Als er im Juni 2009 die Goldmedaille des Van Cliburn International Piano Competition gewann, war die Sensation perfekt. Schon in den verschiedenen Vor- und Zwischenrunden des Wettbewerbs verblüffte Nobuyuki Tsujii Zuhörer wie Jurymitglieder. Auch im Internet verfolgten immer mehr Klassikfreunde die Ereignisse. Und so schien es nur natürlich, dass dieser erst 20-jährige Japaner das Rennen für sich entschied. Schließlich hatte er schon rund zehn Jahre zuvor sein erstes Orchesterkonzert absolviert, womit er fast schon so etwas wie ein alter Hase war. Das Time Magazine attestierte ein allgemeines »Nobu Fever«. Die Begeisterung für den jungen Pianisten war deshalb so grenzenlos, weil er von Geburt an blind ist. Die Werke erarbeitet er sich nach Gehör und mit Hilfe einer Art Noten-Braille.
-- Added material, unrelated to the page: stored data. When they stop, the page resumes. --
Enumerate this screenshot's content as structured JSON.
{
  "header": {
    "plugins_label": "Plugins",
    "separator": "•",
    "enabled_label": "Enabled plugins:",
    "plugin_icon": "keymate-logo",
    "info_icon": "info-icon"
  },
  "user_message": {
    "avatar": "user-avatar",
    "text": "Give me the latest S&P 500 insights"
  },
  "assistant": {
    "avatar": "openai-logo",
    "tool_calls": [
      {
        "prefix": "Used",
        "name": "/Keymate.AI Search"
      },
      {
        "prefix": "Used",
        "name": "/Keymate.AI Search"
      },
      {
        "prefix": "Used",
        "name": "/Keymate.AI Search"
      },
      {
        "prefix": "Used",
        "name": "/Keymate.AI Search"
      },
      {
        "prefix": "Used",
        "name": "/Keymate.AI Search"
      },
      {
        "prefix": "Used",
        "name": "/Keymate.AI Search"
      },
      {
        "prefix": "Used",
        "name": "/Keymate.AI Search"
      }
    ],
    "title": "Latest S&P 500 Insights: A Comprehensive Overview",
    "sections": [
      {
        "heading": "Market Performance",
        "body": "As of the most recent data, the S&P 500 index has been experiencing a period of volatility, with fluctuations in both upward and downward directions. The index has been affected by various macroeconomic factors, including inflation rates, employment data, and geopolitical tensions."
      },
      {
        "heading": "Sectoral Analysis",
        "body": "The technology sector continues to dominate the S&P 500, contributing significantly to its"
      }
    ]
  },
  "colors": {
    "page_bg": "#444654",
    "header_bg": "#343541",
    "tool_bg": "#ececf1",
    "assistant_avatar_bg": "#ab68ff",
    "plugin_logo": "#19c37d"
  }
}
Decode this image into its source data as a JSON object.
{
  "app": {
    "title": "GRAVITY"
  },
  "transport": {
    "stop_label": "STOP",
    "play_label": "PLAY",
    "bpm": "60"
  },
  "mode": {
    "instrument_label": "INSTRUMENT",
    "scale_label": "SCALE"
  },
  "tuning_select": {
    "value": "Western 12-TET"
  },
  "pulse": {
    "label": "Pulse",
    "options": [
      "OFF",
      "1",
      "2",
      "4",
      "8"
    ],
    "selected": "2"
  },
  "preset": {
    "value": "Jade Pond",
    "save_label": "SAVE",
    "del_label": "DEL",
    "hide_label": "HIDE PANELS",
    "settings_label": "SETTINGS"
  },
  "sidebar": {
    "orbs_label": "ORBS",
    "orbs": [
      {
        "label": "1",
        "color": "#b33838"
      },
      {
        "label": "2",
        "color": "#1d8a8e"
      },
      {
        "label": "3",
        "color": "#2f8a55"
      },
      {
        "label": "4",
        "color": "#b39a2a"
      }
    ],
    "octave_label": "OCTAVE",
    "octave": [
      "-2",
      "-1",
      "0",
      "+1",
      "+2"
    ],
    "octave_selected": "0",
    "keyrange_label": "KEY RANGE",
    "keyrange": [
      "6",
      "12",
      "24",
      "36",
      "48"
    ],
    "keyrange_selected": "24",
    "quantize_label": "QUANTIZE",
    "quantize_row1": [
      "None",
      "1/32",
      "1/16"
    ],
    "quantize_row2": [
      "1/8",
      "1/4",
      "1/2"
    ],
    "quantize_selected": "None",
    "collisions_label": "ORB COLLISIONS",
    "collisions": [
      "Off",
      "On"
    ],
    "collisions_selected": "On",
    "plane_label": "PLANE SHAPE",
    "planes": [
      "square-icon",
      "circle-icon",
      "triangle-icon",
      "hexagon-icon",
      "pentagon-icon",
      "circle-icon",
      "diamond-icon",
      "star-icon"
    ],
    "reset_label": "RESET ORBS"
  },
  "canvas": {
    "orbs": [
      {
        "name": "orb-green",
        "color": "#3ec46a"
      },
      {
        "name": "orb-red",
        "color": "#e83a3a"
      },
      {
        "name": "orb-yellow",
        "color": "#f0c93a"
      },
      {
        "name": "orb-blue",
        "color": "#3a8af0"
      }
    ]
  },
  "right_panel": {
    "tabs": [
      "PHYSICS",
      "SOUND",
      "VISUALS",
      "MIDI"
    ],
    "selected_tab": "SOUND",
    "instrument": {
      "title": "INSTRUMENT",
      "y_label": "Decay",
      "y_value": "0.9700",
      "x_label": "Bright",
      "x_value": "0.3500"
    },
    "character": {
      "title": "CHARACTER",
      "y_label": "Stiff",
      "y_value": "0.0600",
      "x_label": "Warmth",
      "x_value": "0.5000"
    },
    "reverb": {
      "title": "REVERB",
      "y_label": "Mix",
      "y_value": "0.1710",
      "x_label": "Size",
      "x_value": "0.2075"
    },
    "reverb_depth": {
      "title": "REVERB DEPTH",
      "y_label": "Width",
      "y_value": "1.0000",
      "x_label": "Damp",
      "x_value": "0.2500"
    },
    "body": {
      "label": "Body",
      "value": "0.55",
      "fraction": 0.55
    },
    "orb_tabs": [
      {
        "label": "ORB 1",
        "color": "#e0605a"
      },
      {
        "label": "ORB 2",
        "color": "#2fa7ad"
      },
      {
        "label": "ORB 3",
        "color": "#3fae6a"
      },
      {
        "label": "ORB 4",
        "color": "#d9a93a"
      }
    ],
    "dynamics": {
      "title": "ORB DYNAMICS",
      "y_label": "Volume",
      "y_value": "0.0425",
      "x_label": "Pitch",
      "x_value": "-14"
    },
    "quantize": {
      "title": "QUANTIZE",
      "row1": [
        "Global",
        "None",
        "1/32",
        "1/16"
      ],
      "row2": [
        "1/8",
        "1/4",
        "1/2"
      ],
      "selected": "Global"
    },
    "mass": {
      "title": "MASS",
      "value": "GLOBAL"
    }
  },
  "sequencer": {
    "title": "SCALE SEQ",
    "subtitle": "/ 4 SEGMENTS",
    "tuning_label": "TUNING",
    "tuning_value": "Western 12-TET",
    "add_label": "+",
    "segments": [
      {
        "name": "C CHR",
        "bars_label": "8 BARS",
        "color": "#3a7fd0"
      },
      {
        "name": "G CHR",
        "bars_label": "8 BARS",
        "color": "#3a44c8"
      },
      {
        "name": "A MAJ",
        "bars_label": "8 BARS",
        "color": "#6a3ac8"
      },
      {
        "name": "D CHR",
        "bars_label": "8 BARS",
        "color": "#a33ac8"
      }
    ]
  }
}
Bereits ein Jahr vor seinem spektakulären Sieg in Fort Worth nahm er mit dem DSO Berlin Rachmaninoffs zweites Klavierkonzert auf, das Challenge jetzt zusammen mit einigen Liszt-Solostücken herausbringt.

Die Fremdgeher

Mit der Monogamie ist seit kurzem erst einmal Schluss. Eine Hälfte des gefeierten Cuarteto Casals, der Geiger Abel Tomàs und sein Cello spielender Bruder Arnau, hat sich mit der Pianistin Hyo-Sun Lim zum Ludwig Trio zusammengeschlossen. Auch die Koreanerin ist keine Unbekannte, hat sie doch zahlreiche Wettbewerbe gewonnen und Hilary Hahn auf einer vielbeachteten Asien-Tournee am Klavier begleitet. Im März 2009 war es soweit, das frisch gegründete Ensemble trat zum ersten Mal gemeinsam auf – und nicht irgendwo, nein, eine erste Adresse durfte es sein: das Auditori in Barcelona. Die Kritiker zeigten sich von Anfang an begeistert, und so war es nur folgerichtig, die drei Musiker auch ins Aufnahmestudio zu bitten. Kaum zwei Jahre nach ihrem ersten Konzert liegt nun ihre erste Einspielung beim spanischen Label Aglae Música mit zwei Klaviertrios ihres Namenspatrons vor. Und wie es sich für ein Debütalbum ziemt, ist mit Opus 1 Nr. 1 auch Beethovens Debüt als Komponist darauf zu hören.